In 1981 Welsh was hired as the host of an evening news segment called "Newscenter 39’s Resident Gardener" on KNSD in San Diego. This was the first regularly scheduled garden news segment aired on the evening news by a network station. During her time at KNSD, she planned, wrote, and performed over 500 practical gardening segments plus one grand promo weekly and two teases. The show lasted five years. During its time, Welsh's show helped raised public awareness of gardening in her area. Patricia won a San Diego Emmy Award for News Performer. She continued for several years in local and nationwide television as a freelance writer and performer.

==Later years==
In the late 1990s Welsh made two gardening videos for the Meredith Corporation, the publisher of Better Homes and Gardens magazine. "Foolproof Flowerbeds", written and performed by Welsh and filmed in Descanso Gardens, La Cañada Flintridge, California, won the Garden Writers' of America Quill and Trowel Award for Best Video of 1990. The success of this video led to another called "Landscape Problems Solved". This was followed by infomercials, national TV programs, and eight shows on the Home/Garden network filmed in Nashville, Tennessee in 1996.

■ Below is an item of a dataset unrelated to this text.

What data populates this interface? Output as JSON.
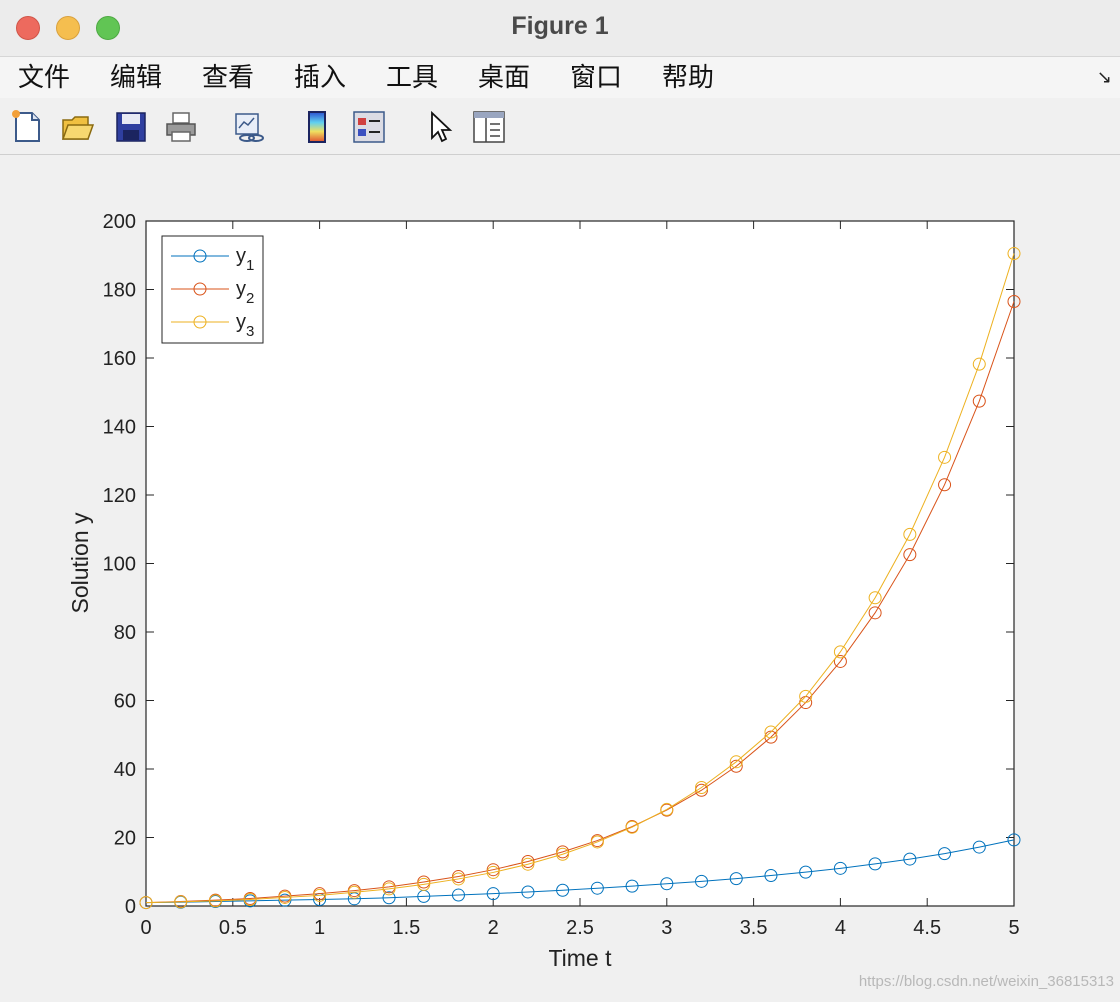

In 1988 Welsh returned as a columnist to San Diego Home/Garden Magazine, In 1991, Chronicle Books published Pat Welsh’s Southern California Gardening: A Month-by-Month Gardening Guide, the first major gardening book "written exclusively for the unique climate and conditions of Southern California". This book stayed in print for twenty years, selling close to 100,00 copies. In January 2010, the new all-organic edition entitled Pat Welsh’s Southern California Organic Gardening, Month by Month was published by Chronicle Books.

==Gardening philosophy==
Welsh strongly believe that Californians should use gardening techniques suited to their climate rather than the climates of England and the Eastern United States. She urged gardeners to grow drought-resistant plants and use techniques and timing of garden tasks appropriate to a Mediterranean climate: plentiful sunshine, mild temperatures, and dry summers with most rainfall occurring in fall, winter, and spring. Welsh's approach combines the artistic elements of gardening, such as design and color, with practical skills for dealing with climate zones, soil types, plant materials, irrigation methods, and environmentally responsible methods of disease and pest control. An early emphasis on IPM (Integrated Pest Management) was later replaced by a firm conviction that chemical pesticides have no place in the home garden. Patrician now urges gardeners to use Organic horticulture methods with organic fertilizer in place of synthetic ones.

==Artistic ventures==
Welsh is also a sculptor and painter in watercolor and oils. Her professional art projects include the design and building of a 92-foot-long, multi-media mural completed in 2002 in collaboration with graphic artist Betsy Schulz and 80 volunteers. This mural is four feet tall and includes over thirty pieces of original terra cotta sculpture plus brick, Mexican river rock, and local memorabilia. It is located in Del Mar at the Public Library.

== Awards ==
- The San Diego Area Emmy Award for Performance, News
- The San Diego Press Club Award
- The National Quill and Trowel Award
- The Lifetime Achievement Award from Quail Botanical Gardens, Cuyamaca College Horticulturist of the Year
- San Diego Horticultural Society's Horticulturist of the Year.
- Honorary Master Gardener of San Diego

== Publications ==
- Pat Welsh's Southern California Gardening: A Month-by-Month Guide: Chronicle Books, 1991.
- Pat Welsh's Southern California Gardening: A Month-by-Month Guide, Completely Revised and Updated: * Chronicle Books, 2000.
- All My Edens: A Gardener's Memoir: Chronicle Books, 1996.
- The American Horticultural Society Southwest Smart Garden Regional Guide: D.K. Publishing, 2004.
- The Magic Mural and How it Got Built: A Fable for Children of All Ages: The Friends of the Del Mar Library, 2005.
- Pat Welsh's Southern California Organic Gardening, Month by Month: Chronicle Books, 1991.

== Videos ==
- "Foolproof Flowerbeds": Better Homes and Gardens and The Meredith Company, Inc.
- "Landscape Problems Solved": Better Homes and Gardens and The Meredith Company, Inc.
- "It Takes a Village…To Raise a Wall": Holliday, Phillips: Del Mar TV Foundation.